训练自己的数据集

下载本项目

下载本项目。并自行把各种预训练的.v2.caffemodel下载下来。参考原版py-faster-rcnn的说明。

先准备数据集

比如放在/home/chris/data/traffic_sign目录：

├── Annotations
├── classes.txt
├── ImageSets
├── JPEGImages
└── 数据集说明.txt

其中classex.txt的每行是一个待检测的目标类别，不需要引号

Annotations, ImageSets, JPEGImages这3个目录，和VOC 2007数据集格式一样即可

需要确保ImageSets/Main/xxx.txt的存在: xxx通常是train, val, trainval, test等。这个xxx的取值要和后续训练脚本中指定的TRAIN_IMDB和TEST_IMDB取值的最后一段保持一致。

修改配置文件

experiments/cfg/faster_rcnn_end2end.yml，修改DATA_DIR为你的数据集目录的父目录。

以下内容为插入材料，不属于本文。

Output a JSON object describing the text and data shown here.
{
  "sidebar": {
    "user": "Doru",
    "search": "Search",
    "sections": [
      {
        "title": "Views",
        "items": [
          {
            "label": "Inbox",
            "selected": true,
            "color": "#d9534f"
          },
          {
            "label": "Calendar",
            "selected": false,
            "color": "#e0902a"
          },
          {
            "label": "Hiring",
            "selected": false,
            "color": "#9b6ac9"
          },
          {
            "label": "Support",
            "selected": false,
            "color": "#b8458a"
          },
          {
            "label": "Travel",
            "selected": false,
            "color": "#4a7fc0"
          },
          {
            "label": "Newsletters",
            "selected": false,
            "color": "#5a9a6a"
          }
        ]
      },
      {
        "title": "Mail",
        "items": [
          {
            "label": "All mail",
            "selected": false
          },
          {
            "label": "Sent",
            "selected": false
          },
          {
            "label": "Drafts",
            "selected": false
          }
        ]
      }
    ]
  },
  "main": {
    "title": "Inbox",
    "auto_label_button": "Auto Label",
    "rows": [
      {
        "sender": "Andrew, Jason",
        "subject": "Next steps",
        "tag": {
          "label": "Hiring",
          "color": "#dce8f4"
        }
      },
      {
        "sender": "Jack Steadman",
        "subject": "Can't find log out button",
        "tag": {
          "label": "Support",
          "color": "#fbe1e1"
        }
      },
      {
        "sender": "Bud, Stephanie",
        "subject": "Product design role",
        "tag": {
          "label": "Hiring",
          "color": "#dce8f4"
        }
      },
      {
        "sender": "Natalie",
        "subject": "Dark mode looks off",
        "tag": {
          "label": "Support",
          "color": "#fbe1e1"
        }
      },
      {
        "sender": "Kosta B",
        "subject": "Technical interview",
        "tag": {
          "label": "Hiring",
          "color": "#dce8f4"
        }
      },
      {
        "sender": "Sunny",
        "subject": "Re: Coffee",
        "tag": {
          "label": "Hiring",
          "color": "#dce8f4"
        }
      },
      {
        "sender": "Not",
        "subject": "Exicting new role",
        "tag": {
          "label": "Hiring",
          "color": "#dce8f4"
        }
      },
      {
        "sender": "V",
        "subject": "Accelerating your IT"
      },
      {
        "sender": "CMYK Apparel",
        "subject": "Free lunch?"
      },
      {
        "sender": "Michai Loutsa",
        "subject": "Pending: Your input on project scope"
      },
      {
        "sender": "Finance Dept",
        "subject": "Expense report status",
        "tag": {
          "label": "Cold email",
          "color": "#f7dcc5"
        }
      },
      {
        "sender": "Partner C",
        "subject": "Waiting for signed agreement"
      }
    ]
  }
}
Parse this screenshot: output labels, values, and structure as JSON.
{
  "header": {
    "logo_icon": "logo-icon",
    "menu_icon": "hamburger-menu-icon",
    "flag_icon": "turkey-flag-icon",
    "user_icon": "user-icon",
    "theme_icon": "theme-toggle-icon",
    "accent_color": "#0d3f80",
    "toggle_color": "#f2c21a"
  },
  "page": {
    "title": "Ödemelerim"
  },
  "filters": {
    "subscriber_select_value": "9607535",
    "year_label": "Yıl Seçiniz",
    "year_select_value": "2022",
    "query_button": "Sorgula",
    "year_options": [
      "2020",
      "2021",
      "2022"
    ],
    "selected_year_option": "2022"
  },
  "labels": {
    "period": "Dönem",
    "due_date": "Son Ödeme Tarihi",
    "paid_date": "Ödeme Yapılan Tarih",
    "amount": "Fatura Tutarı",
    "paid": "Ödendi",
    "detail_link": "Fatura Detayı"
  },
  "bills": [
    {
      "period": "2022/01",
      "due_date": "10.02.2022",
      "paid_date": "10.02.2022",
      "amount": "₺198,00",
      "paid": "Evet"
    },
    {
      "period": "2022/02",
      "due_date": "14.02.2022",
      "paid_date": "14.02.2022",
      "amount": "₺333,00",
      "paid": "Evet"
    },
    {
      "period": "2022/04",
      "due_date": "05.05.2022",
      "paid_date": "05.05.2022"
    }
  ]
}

默认假定了VOCdevkit放在了/home/chris/data/VOCdevkit，可以在experiments/cfg/faster_rcnn_end2end.sh添加VOCdevkit: /path/to/your/VOCdevkit

或者lib/fast_rcnn/config.py中修改__C.DEVKIT_DIR的值

训练脚本增加数据集

在py-faster-rcnn/experiments/scripts/faster_rcnn_end2end.sh等脚本中，添加数据集的case选项，如：

case $DATASET in
  traffic_sign)
    TRAIN_IMDB="你的数据集名_train"
    TEST_IMDB="你的数据集名_val"
    PT_DIR="你的数据集名"
    ITERS=1000
    ;;

train和val是用来取数据集子集的，对应着从你的数据集名/ImageSets/Main/{train.txt,val.txt}中取出。

修改神经网络配置文件（各种prototxt)

根据上一步设定的PT_DIR准备。详细路径如：

py-faster-rcnn/models/${PT_DIR}/${NET}/faster_rcnn_end2end/{solver.prototxt,train.prototxt,test.prototxt}

其中NET是上一步的脚本的输入参数所设定,比如VGG16

很直接的一个做法是，从现有网络结构拷贝：

cp -R models/pascal_voc models/traffic_sign

注意，一定记得修改solver.prototxt中的train.prototxt的路径！

vim models/traffic_sign/VGG16/faster_rcnn_end2end/solver.prototxt

#修改第一行的路径，把默认的pascal_voc换成你的路径，例如traffic_sign

如有必要，修改网络类别数

在train.prototxt中：

input-data层的`num_classes`，为类别数+1 （1个背景类，下同）
roi-data层的`num_classes`，为类别数+1
cls_score层的`num_output`，为类别数+1
bbox_pred层的`num_output`，为(类别数+1)*4， 4表示一个bbox的4个坐标值

在test.prototxt中

如有必要，修改anchor数

rpn_cls_prob_reshape层的第二个`dim`: 2*anchor数量（2表示bg/fg，背景和前景做二分类,下同）
rpn_cls_score层的`num_output`: 2*anchor数量

同时，python代码中也要修改这个anchor数。具体要自己看下。

开始训练

通常训练会耗时很久。强烈建议开启tmux执行任务，这样可以_断开_“执行训练所使用的那个shell”，等过一段时间后再连接上并查看它。

sudo apt install tmux

tmux new -s py-faster-rcnn-train  #建立tmux新会话，并指定其名字。

...   #开启各种耗时的命令、任务脚本

# ctrl+b是tmux各种组合键的前缀
# ctrl+b d  关闭当前shell

tmux a -t py-faster-rcnn-train  #重新连接指定的tmux会话

tmux ls   #查看tmux会话列表

关键训练脚本：

./experiments/scripts/faster_rcnn_end2end.sh 0 VGG_CNN_M_1024 traffic_sign --ext .png

最后的两个参数用来指定训练图片后缀。不指定这两个参数的话默认是jpg格式

ResNet模型下载

ResNet101的FasterRCNN

来自此项目，提供了在VOC0712上微调所得的caffemodel.

是分类模型在FasterRCNN目标检测网络上微调所得。其中插入了BN层。

faster-rcnn-resnet-101 百度网盘 OneDrive

faster-rcnn-resnet-101-ohem 百度网盘 OneDrive

ResNet50的FasterRCNN

未给出finetune得到的caffemodel，只给了prototxt。

见此处

其他ResNet模型

resnet网络模型生成器

如果你的显存比较小，那么考虑用它的resnet50-1by2模型

参考

https://github.com/andrewliao11/py-faster-rcnn-imagenet

Disclaimer

The official Faster R-CNN code (written in MATLAB) is available here. If your goal is to reproduce the results in our NIPS 2015 paper, please use the official code.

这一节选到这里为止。